Wednesday (Feb. 10) is Ash Wednesday, when Lent begins. Friday (Feb. 12) is Lincoln’s 207th birthday. Sunday is Valentine’s Day. On Ash Wednesday, with foreheads marked with a cross of ashes, we hear the words, “From dust thou art and unto dust thou shalt return.” Reminding us that our bodies, made of matter, will remain here on Earth when we are called back. It is our Soul that will take us home again. Lent offers us 40 days and nights of purification in preparation for the Resurrection (Easter) festival (an initiation) and for the Three Spring Festivals (at the time of the full moon)—Aries, Taurus, Gemini. The New Group of World Servers have been preparing since Winter Solstice. The number 40 is significant. The Christ (Pisces World Teacher) was in the desert for 40 days and 40 nights prior to His three-year ministry. The purpose of this desert exile was to prepare his Archangel (light) body to withstand the pressures of the Earth plane (form and matter).

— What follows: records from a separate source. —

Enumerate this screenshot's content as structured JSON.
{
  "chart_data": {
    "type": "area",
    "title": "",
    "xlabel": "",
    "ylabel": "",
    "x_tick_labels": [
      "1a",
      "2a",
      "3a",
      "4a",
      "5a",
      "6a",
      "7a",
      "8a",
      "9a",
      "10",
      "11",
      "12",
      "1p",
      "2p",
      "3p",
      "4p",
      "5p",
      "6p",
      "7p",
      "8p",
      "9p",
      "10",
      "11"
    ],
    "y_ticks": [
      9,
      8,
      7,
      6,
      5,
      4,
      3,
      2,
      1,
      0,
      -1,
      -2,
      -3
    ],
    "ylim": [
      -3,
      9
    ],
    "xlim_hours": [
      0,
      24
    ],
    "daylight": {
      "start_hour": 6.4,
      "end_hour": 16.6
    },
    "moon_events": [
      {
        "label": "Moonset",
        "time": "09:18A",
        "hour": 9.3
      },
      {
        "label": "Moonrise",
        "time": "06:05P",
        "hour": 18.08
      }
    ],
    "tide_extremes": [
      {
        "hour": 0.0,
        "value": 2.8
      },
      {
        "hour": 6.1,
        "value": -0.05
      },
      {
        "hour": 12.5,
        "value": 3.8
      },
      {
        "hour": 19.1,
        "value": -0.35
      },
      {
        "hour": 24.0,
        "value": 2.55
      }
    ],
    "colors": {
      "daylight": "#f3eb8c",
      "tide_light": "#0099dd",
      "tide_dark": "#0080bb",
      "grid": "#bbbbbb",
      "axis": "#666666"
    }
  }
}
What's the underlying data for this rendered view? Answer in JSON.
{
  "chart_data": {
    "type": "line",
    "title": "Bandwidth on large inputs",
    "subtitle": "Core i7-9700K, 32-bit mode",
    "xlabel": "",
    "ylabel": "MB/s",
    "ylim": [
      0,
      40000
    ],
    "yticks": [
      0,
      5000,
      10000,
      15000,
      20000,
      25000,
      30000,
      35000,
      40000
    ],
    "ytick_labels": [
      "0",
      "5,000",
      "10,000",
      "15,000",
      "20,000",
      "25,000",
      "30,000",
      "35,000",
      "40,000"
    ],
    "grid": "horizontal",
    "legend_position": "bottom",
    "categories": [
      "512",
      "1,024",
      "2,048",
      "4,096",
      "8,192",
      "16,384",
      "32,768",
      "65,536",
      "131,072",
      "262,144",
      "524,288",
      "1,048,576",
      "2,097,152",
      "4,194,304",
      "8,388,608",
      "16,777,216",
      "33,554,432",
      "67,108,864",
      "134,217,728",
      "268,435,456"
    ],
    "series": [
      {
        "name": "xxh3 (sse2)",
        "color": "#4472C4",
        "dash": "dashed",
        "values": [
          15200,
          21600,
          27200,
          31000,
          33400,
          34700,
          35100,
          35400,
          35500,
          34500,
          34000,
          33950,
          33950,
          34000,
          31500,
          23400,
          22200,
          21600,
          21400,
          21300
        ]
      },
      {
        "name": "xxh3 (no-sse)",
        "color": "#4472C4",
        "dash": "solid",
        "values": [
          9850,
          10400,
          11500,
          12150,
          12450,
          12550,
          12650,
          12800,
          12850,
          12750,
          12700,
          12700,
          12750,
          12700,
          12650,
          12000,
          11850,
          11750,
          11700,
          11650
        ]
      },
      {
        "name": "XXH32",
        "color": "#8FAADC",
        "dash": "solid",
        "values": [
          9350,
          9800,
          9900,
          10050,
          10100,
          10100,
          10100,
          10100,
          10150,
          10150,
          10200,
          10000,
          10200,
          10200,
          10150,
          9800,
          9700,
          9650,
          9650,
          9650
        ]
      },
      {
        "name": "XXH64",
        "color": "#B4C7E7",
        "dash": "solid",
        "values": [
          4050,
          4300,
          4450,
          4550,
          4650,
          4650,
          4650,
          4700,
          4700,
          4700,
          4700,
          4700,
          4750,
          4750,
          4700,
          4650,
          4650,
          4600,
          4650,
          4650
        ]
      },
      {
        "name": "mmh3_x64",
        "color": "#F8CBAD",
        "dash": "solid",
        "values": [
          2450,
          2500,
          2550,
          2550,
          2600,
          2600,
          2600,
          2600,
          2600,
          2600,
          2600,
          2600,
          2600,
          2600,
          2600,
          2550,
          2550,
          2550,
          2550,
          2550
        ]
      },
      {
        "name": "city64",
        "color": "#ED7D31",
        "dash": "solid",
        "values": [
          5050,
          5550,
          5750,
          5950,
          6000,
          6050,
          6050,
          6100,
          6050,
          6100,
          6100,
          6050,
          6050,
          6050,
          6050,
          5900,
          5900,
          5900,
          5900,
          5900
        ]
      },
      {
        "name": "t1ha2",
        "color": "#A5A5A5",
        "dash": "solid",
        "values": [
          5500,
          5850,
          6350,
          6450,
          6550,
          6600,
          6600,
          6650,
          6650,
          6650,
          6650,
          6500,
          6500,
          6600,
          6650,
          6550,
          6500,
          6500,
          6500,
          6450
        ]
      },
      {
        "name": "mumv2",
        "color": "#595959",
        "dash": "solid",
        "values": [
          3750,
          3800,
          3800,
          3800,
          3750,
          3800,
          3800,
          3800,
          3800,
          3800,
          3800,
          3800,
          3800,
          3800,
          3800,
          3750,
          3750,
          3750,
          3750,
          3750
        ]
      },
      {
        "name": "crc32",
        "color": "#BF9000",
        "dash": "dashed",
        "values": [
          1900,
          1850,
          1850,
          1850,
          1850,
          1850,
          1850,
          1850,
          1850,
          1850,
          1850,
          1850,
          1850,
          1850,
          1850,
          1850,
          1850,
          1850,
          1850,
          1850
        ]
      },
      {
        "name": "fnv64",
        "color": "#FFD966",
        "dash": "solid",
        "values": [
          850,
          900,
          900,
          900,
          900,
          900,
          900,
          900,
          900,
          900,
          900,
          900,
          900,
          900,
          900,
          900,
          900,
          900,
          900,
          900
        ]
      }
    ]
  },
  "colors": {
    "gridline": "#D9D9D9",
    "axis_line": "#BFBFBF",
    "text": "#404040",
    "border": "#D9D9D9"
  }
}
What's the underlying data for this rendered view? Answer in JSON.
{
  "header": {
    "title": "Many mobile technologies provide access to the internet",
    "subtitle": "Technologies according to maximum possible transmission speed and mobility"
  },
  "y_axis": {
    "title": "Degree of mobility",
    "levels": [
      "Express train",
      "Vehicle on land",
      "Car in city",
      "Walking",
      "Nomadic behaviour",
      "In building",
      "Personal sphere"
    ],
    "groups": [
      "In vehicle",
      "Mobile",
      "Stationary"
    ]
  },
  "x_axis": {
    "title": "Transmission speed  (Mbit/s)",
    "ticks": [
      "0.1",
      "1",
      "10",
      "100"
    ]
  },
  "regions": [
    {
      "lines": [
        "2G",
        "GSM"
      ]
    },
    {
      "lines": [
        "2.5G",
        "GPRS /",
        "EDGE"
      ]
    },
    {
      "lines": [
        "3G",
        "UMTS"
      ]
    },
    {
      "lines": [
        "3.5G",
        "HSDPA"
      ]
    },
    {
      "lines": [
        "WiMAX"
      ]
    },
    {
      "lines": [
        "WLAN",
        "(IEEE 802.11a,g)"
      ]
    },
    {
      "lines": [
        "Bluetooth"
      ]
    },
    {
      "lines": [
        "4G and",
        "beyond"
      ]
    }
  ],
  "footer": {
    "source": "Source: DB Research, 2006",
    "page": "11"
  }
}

We, too, in our intentional purifications and prayers during the 40 days of Lent, prepare ourselves (physical body, emotions, lower mind) to receive and be able to withstand the irradiation of will, love/wisdom and light streaming into the Earth at spring equinox, Easter, and the Three Spiritual Festivals. What is Lent? The Anglo-Saxon word, lencten, comes from an ancient spring festival, agricultural rites marking the transition between winter and summer. The seasons reflect changes in nature (physical world) and humanity responds with social festivals of gratitude and of renewal. There is a purification process, prayerfulness in nature and in humanity in preparation for a great flow of spiritual energies during springtime. Valentine’s Day: Aquarius Sun, Taurus moon. Let us offer gifts of comfort, ease, harmony, beauty and satisfaction. Things chocolate and golden. Venus and Taurus things.